EL: In addition to some of the above-mentioned de-functional glass experiments, in fact, you also made a relatively traditional glass work, "Blue Ring and Meteorite Water Surface", which seems to be a juxtaposition of naturalness and industry. Why is it not a blue knot this time but a blue loop? Is it because there is a meteorite that means it is out of the circular orbit?

ZZZ: "Blue Ring and Meteorite Water Surface" is a work in my solo exhibition "Placement and Boundary". The blue ring is a life-size headlight ring with a size of 180cm and a height of 180cm. Considering the multiple ring symbols in the exhibition space to achieve a scene of overlapping holes.

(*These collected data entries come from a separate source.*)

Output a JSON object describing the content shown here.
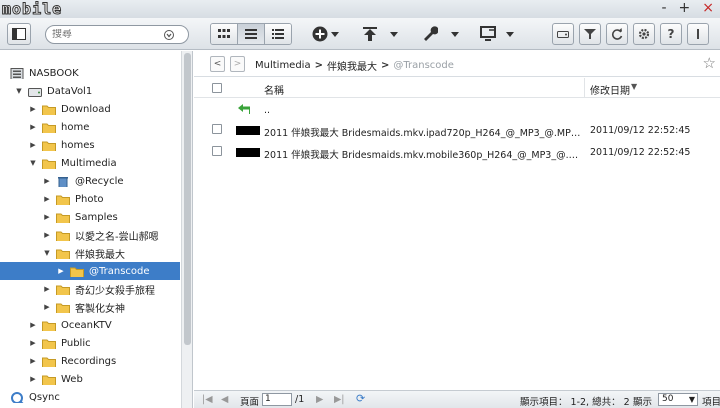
{
  "app": {
    "logo_text": "mobile",
    "window_controls": [
      "-",
      "+",
      "×"
    ]
  },
  "toolbar": {
    "search_placeholder": "搜尋"
  },
  "tree": [
    {
      "label": "NASBOOK",
      "level": 0,
      "icon": "server-icon",
      "toggle": ""
    },
    {
      "label": "DataVol1",
      "level": 1,
      "icon": "disk-icon",
      "toggle": "▼"
    },
    {
      "label": "Download",
      "level": 2,
      "icon": "folder-icon",
      "toggle": "▶"
    },
    {
      "label": "home",
      "level": 2,
      "icon": "folder-icon",
      "toggle": "▶"
    },
    {
      "label": "homes",
      "level": 2,
      "icon": "folder-icon",
      "toggle": "▶"
    },
    {
      "label": "Multimedia",
      "level": 2,
      "icon": "folder-open-icon",
      "toggle": "▼"
    },
    {
      "label": "@Recycle",
      "level": 3,
      "icon": "recycle-bin-icon",
      "toggle": "▶"
    },
    {
      "label": "Photo",
      "level": 3,
      "icon": "folder-icon",
      "toggle": "▶"
    },
    {
      "label": "Samples",
      "level": 3,
      "icon": "folder-icon",
      "toggle": "▶"
    },
    {
      "label": "以愛之名-尝山郝嗯",
      "level": 3,
      "icon": "folder-icon",
      "toggle": "▶"
    },
    {
      "label": "伴娘我最大",
      "level": 3,
      "icon": "folder-open-icon",
      "toggle": "▼"
    },
    {
      "label": "@Transcode",
      "level": 4,
      "icon": "folder-icon",
      "toggle": "▶",
      "selected": true
    },
    {
      "label": "奇幻少女殺手旅程",
      "level": 3,
      "icon": "folder-icon",
      "toggle": "▶"
    },
    {
      "label": "客製化女神",
      "level": 3,
      "icon": "folder-icon",
      "toggle": "▶"
    },
    {
      "label": "OceanKTV",
      "level": 2,
      "icon": "folder-icon",
      "toggle": "▶"
    },
    {
      "label": "Public",
      "level": 2,
      "icon": "folder-icon",
      "toggle": "▶"
    },
    {
      "label": "Recordings",
      "level": 2,
      "icon": "folder-icon",
      "toggle": "▶"
    },
    {
      "label": "Web",
      "level": 2,
      "icon": "folder-icon",
      "toggle": "▶"
    },
    {
      "label": "Qsync",
      "level": 0,
      "icon": "qsync-icon",
      "toggle": ""
    }
  ],
  "breadcrumb": {
    "items": [
      "Multimedia",
      "伴娘我最大",
      "@Transcode"
    ],
    "separator": ">"
  },
  "grid": {
    "col_name": "名稱",
    "col_date": "修改日期",
    "parent_label": "..",
    "rows": [
      {
        "name": "2011 伴娘我最大 Bridesmaids.mkv.ipad720p_H264_@_MP3_@.MPEG4...",
        "date": "2011/09/12 22:52:45"
      },
      {
        "name": "2011 伴娘我最大 Bridesmaids.mkv.mobile360p_H264_@_MP3_@.MPE...",
        "date": "2011/09/12 22:52:45"
      }
    ]
  },
  "status": {
    "page_label": "頁面",
    "page_value": "1",
    "page_total": "/1",
    "display_items": "顯示項目： 1-2, 總共： 2",
    "display_label": "顯示",
    "per_page": "50",
    "items_label": "項目"
  },
  "colors": {
    "selected": "#3d7dc8",
    "folder": "#f2c54b",
    "accent_close": "#c62828"
  }
}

Yes, as for "Meteorite Water Surface", this is a work of desalination of technology, or it is a further practice of "using technology and swimming in art". Simply in terms of craftsmanship, firing stone and glass together is impractical, illogical, and no one wants to try it. In fact, both volcanic stone and glass belong to the category of silicate. Regardless of the quantitative value of firing, the two have the same origin and the same origin, which makes me think that they can coexist. In the end, the volcanic stone was also gently clamped by the glass plate. This coexistence state is extremely ambiguous. Instead of trying to expand the boundaries of glass by burning glass that doesn't look like glass, I reconcile with the material itself and discuss the birth phenomenon behind it. Very clean works are suspended on the wall, like discrete ink dots, like a chess game, like a corner of the galaxy. I can feel that low-intervention attitude, like the breeze caressing the calm lake, through which I see myself using the glass reflecting surface as a mirror. Later, a series of neon star rings with knots was made at the UCCA Lab exhibition at the end of 2021.